Introduction

Diabetes mellitus, cancer, heart disease and mental disease are major parts of disease burden in the world. The global diabetes prevalence is predicted to rise from 425 to 693 million during 2017–20451. Cancer, the second cause of global mortality in 2018, was estimated to be responsible for 9.6 million deaths globally2. Cardiovascular disease constituted the greatest part (32%) of global mortality in 2013, that is, 17 million of 54 million deaths3. Moreover, mental disease including depression is a major public health problem. For example, depression is a leading cause of disability in the world, affecting more than 350 million globally4. This global trend agrees with its Korean counterpart. Cancer, heart disease, suicide and diabetes were the first, second, fifth and sixth causes of death in Korea for the year 2018, i.e., 154.3, 62.4, 26.6 and 17.1 per 100,000, respectively5. Cancer (1681), unipolar depression (1508), ischemic heart disease (562) and diabetes (275) were the first, second, third and ninth causes of disability-adjusted life years per 100,000 in the nation for the year 20106.

Then, do these diseases have a strong comorbidity (or association), i.e., diabetes, cancer, heart disease and mental disease? If so, what determines the comorbidity? A couple of previous studies examined these issues, even though they used different variables from this study. For example, one previous study reports that family support (children alive, marriage), socioeconomic status (education, income) and social activity (friendship activity) are major determinants of comorbidity among cerebrovascular disease, hearing loss and cognitive impairment in a middle-aged or old population in Korea and that comorbidity among the three diseases is very strong in the middle-aged or old7,8. Likewise, another previous study reports that family support (brothers/sisters cohabiting, parents alive), socioeconomic status (income) and social activity (voluntary activity, family activity, leisure activity, friendship meeting) are major determinants of comorbidity among diabetes mellitus, visual impairment and hearing loss in a middle-aged or old population in the nation8,9. These previous studies used Korean Longitudinal Study of Ageing (2014–2016) data and artificial intelligence models (the artificial/recurrent neural network) for testing the hypotheses on the comorbidity of the diseases and its major determinants.

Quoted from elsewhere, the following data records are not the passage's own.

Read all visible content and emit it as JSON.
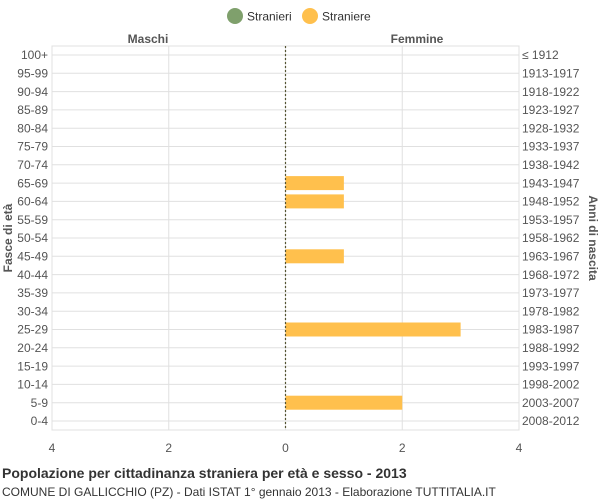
{
  "colors": {
    "maschi": "#7fa06c",
    "femmine": "#ffc04d",
    "grid": "#e0e0e0",
    "axis_text": "#555555",
    "center_line": "#555533"
  },
  "chart_data": {
    "type": "bar",
    "orientation": "horizontal-pyramid",
    "legend": {
      "position": "top-center",
      "items": [
        {
          "label": "Stranieri",
          "color": "#7fa06c"
        },
        {
          "label": "Straniere",
          "color": "#ffc04d"
        }
      ]
    },
    "left_header": "Maschi",
    "right_header": "Femmine",
    "ylabel_left": "Fasce di età",
    "ylabel_right": "Anni di nascita",
    "xlim": [
      -4,
      4
    ],
    "x_ticks": [
      -4,
      -2,
      0,
      2,
      4
    ],
    "x_tick_labels": [
      "4",
      "2",
      "0",
      "2",
      "4"
    ],
    "grid": true,
    "categories": [
      "100+",
      "95-99",
      "90-94",
      "85-89",
      "80-84",
      "75-79",
      "70-74",
      "65-69",
      "60-64",
      "55-59",
      "50-54",
      "45-49",
      "40-44",
      "35-39",
      "30-34",
      "25-29",
      "20-24",
      "15-19",
      "10-14",
      "5-9",
      "0-4"
    ],
    "birth_years": [
      "≤ 1912",
      "1913-1917",
      "1918-1922",
      "1923-1927",
      "1928-1932",
      "1933-1937",
      "1938-1942",
      "1943-1947",
      "1948-1952",
      "1953-1957",
      "1958-1962",
      "1963-1967",
      "1968-1972",
      "1973-1977",
      "1978-1982",
      "1983-1987",
      "1988-1992",
      "1993-1997",
      "1998-2002",
      "2003-2007",
      "2008-2012"
    ],
    "series": [
      {
        "name": "Stranieri",
        "side": "left",
        "values": [
          0,
          0,
          0,
          0,
          0,
          0,
          0,
          0,
          0,
          0,
          0,
          0,
          0,
          0,
          0,
          0,
          0,
          0,
          0,
          0,
          0
        ]
      },
      {
        "name": "Straniere",
        "side": "right",
        "values": [
          0,
          0,
          0,
          0,
          0,
          0,
          0,
          1,
          1,
          0,
          0,
          1,
          0,
          0,
          0,
          3,
          0,
          0,
          0,
          2,
          0
        ]
      }
    ]
  },
  "footer": {
    "title": "Popolazione per cittadinanza straniera per età e sesso - 2013",
    "subtitle": "COMUNE DI GALLICCHIO (PZ) - Dati ISTAT 1° gennaio 2013 - Elaborazione TUTTITALIA.IT"
  }
}
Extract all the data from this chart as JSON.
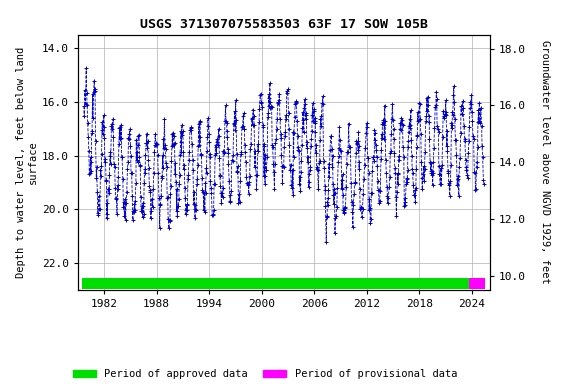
{
  "title": "USGS 371307075583503 63F 17 SOW 105B",
  "ylabel_left": "Depth to water level, feet below land\nsurface",
  "ylabel_right": "Groundwater level above NGVD 1929, feet",
  "ylim_left": [
    23.0,
    13.5
  ],
  "ylim_right": [
    9.5,
    18.5
  ],
  "yticks_left": [
    14.0,
    16.0,
    18.0,
    20.0,
    22.0
  ],
  "yticks_right": [
    10.0,
    12.0,
    14.0,
    16.0,
    18.0
  ],
  "xticks": [
    1982,
    1988,
    1994,
    2000,
    2006,
    2012,
    2018,
    2024
  ],
  "xlim": [
    1979.0,
    2026.0
  ],
  "data_color": "#0000cc",
  "approved_color": "#00dd00",
  "provisional_color": "#ff00ff",
  "approved_xstart": 1979.5,
  "approved_xend": 2023.7,
  "provisional_xstart": 2023.7,
  "provisional_xend": 2025.5,
  "background_color": "#ffffff",
  "grid_color": "#b0b0b0",
  "title_fontsize": 9.5,
  "axis_fontsize": 7.5,
  "tick_fontsize": 8,
  "font_family": "monospace"
}
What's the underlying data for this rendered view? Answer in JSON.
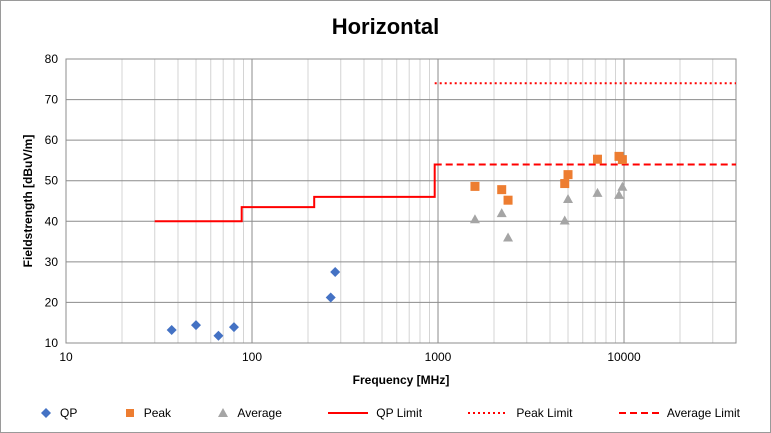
{
  "chart_data": {
    "type": "scatter",
    "title": "Horizontal",
    "xlabel": "Frequency [MHz]",
    "ylabel": "Fieldstrength [dBuV/m]",
    "x_scale": "log",
    "xlim": [
      10,
      40000
    ],
    "ylim": [
      10,
      80
    ],
    "x_ticks": [
      10,
      100,
      1000,
      10000
    ],
    "y_ticks": [
      10,
      20,
      30,
      40,
      50,
      60,
      70,
      80
    ],
    "grid": true,
    "legend_position": "bottom",
    "series": [
      {
        "name": "QP",
        "kind": "marker",
        "marker": "diamond",
        "color": "#4472C4",
        "points": [
          [
            37,
            13.2
          ],
          [
            50,
            14.4
          ],
          [
            66,
            11.8
          ],
          [
            80,
            13.9
          ],
          [
            265,
            21.2
          ],
          [
            280,
            27.5
          ]
        ]
      },
      {
        "name": "Peak",
        "kind": "marker",
        "marker": "square",
        "color": "#ED7D31",
        "points": [
          [
            1580,
            48.6
          ],
          [
            2200,
            47.8
          ],
          [
            2380,
            45.2
          ],
          [
            4800,
            49.3
          ],
          [
            5000,
            51.5
          ],
          [
            7200,
            55.3
          ],
          [
            9400,
            56.0
          ],
          [
            9800,
            55.2
          ]
        ]
      },
      {
        "name": "Average",
        "kind": "marker",
        "marker": "triangle",
        "color": "#A5A5A5",
        "points": [
          [
            1580,
            40.5
          ],
          [
            2200,
            42.0
          ],
          [
            2380,
            36.0
          ],
          [
            4800,
            40.2
          ],
          [
            5000,
            45.5
          ],
          [
            7200,
            47.0
          ],
          [
            9400,
            46.5
          ],
          [
            9800,
            48.5
          ]
        ]
      },
      {
        "name": "QP Limit",
        "kind": "line",
        "style": "solid",
        "color": "#FF0000",
        "points": [
          [
            30,
            40
          ],
          [
            88,
            40
          ],
          [
            88,
            43.5
          ],
          [
            216,
            43.5
          ],
          [
            216,
            46
          ],
          [
            960,
            46
          ],
          [
            960,
            54
          ],
          [
            1000,
            54
          ]
        ]
      },
      {
        "name": "Peak Limit",
        "kind": "line",
        "style": "dotted",
        "color": "#FF0000",
        "points": [
          [
            960,
            74
          ],
          [
            40000,
            74
          ]
        ]
      },
      {
        "name": "Average Limit",
        "kind": "line",
        "style": "dashed",
        "color": "#FF0000",
        "points": [
          [
            960,
            54
          ],
          [
            40000,
            54
          ]
        ]
      }
    ]
  }
}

This study is an extension of the framework above to comorbidity among diabetes, cancer, heart disease and mental disease in a middle-aged or old population. Moreover, we introduced the Shapley additive explanations (SHAP) values to analyze the direction of association between a major determinant and the comorbidity in the prediction model. To our best knowledge, this is one of the earliest endeavors to adopt a cutting-edge method of explainable artificial intelligence. This study is expected to have global implications, given that cancer, ischemic heart disease, depressive disorders and diabetes were top-4 causes of death or disability in the world for 2017–20181,2,3,4,10. In this context, this study tests the following hypotheses from the literature above, considering three pairs of diabetes and its comorbid condition (diabetes-cancer, diabetes-heart disease and diabetes-mental disease):

Hypothesis 1

The comorbidity of diabetes and its comorbid condition is very strong in the middle-aged or old.

Hypothesis 2

Major determinants of the comorbidity are similar for different pairs of diabetes and its comorbid condition.

Results

Descriptive statistics for participants’ categorical and continuous variables are shown in Tables S1 and S2 (Supplementary Tables), respectively. Among the 5527 participants in 2018, 1532 (27.7%) were diagnosed as diabetes and/or cancer, 1621 (29.3%) as diabetes and/or heart disease, and 1461 (26.4%) as diabetes and/or mental disease. Among the same participants in 2016, 1138 (20.6%), 344 (6.2%), 553 (10.0%) and 273 (4.9%) were characterized by the diagnosis of diabetes, cancer, heart disease and mental disease, respectively. On average, the age, monthly income and body mass index of the participant were 71, $1205 and 24, respectively. According to Table 1, the random forest, the recurrent neural network and logistic regression were the best models in terms of accuracy and the area under the receiver-operating-characteristic curve. Their accuracy measures were 0.9725, 0.9688 and 0.9720 for diabetes-cancer, 0.9776, 0.9703 and 0.9776 for diabetes-heart disease and 0.9797, 0.9711 and 0.9797 for diabetes-mental health, respectively. Likewise, their areas under the receiver-operating-characteristic curves were 0.9625, 0.9630 and 0.9625 for diabetes-cancer, 0.9725, 0.9747 and 0.9725 for diabetes-heart disease, and 0.9775, 0.9779 and 0.9800 for diabetes-mental health, respectively.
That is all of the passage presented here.